The boards are known to catch fire, either while charging or shortly after. This is because of the lithium-ion batteries in most models. The quality of the batteries used to power the boards can vary. Cheaper components make them more susceptible to fire, according to National Public Radio’s website, npr.org. The cheaper components in the batteries can cause the flammable electrolyte found in the batteries to ignite.
“Because there isn’t any safety standard for them, it is easier to ban the boards from campus than risk having a residence hall or any other building catch fire,” Ayres said.
The bans and partial bans started in December and have since grown to more than 30 schools, according to USA Today.
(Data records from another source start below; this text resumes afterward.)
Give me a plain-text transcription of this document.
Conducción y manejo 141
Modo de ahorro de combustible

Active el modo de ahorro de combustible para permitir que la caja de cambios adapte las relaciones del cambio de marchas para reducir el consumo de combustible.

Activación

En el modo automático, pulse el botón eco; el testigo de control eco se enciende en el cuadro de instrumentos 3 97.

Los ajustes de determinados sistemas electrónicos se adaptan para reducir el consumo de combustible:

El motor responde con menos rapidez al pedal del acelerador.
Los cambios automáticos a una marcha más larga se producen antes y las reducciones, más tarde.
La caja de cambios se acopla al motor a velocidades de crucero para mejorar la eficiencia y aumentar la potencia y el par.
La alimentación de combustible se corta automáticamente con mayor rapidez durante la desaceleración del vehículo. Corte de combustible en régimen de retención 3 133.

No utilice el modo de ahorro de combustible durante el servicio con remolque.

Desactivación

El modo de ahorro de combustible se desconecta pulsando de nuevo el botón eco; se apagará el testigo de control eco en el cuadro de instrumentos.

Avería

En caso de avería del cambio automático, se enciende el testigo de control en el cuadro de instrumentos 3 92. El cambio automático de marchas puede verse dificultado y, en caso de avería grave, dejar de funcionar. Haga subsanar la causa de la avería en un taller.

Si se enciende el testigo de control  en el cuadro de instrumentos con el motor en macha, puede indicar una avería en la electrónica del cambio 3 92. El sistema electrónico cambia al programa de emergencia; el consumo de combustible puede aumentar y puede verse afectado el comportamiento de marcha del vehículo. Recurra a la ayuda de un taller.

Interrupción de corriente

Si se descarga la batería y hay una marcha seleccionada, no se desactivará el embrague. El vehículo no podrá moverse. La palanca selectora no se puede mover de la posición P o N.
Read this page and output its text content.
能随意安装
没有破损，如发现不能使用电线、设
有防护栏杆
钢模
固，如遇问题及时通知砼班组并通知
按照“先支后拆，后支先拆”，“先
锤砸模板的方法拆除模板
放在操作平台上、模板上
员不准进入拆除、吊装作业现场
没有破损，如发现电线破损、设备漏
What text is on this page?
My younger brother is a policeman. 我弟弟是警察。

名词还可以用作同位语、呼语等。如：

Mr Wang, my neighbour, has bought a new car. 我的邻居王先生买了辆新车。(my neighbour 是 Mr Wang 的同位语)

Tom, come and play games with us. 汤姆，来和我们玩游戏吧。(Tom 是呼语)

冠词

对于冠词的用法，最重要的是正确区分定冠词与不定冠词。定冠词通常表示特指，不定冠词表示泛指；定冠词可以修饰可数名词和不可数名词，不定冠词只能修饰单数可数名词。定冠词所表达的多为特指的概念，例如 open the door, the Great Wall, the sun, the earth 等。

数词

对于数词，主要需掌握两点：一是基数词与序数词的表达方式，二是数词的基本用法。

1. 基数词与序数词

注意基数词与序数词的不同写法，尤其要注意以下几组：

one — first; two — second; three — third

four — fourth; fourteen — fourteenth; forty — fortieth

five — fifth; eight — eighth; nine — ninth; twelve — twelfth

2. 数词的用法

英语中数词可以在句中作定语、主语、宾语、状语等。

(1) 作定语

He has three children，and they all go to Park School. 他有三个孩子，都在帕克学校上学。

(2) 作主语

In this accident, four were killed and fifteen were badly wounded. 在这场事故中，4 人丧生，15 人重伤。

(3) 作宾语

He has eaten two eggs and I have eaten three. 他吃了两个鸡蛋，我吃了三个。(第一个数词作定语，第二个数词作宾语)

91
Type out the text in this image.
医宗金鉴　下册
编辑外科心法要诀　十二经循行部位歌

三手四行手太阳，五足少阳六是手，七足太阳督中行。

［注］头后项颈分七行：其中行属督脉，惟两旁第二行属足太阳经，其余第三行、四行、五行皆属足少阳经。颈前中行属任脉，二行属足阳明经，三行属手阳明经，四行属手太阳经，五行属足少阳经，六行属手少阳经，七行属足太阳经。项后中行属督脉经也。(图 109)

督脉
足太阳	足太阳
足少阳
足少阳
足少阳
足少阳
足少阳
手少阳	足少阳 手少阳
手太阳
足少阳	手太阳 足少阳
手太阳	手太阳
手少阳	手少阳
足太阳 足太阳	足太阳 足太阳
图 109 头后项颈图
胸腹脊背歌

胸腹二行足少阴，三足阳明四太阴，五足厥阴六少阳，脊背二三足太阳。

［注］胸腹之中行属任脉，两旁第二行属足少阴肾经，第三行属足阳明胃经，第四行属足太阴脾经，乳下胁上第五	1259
Several universities in Oklahoma, including the University of Oklahoma in Norman and Oklahoma State University in Stillwater, also banned the boards on their campuses.
Students were given until Jan. 19 to remove the devices from OCU’s campus. If one is found, the device will be confiscated and given to the police department. The student then would work with the police to remove the item from campus.
“The student would also follow the same conduct process just as if any other prohibited item is found,” Ayres said. “We can’t predict what the sanction might be, but it is dependent of their knowledge and how they worked with us to remove the item. Ultimately, it would be just like any other situation where a student was in violation of policy.”
Sanctions include probation, fines and university housing expulsion.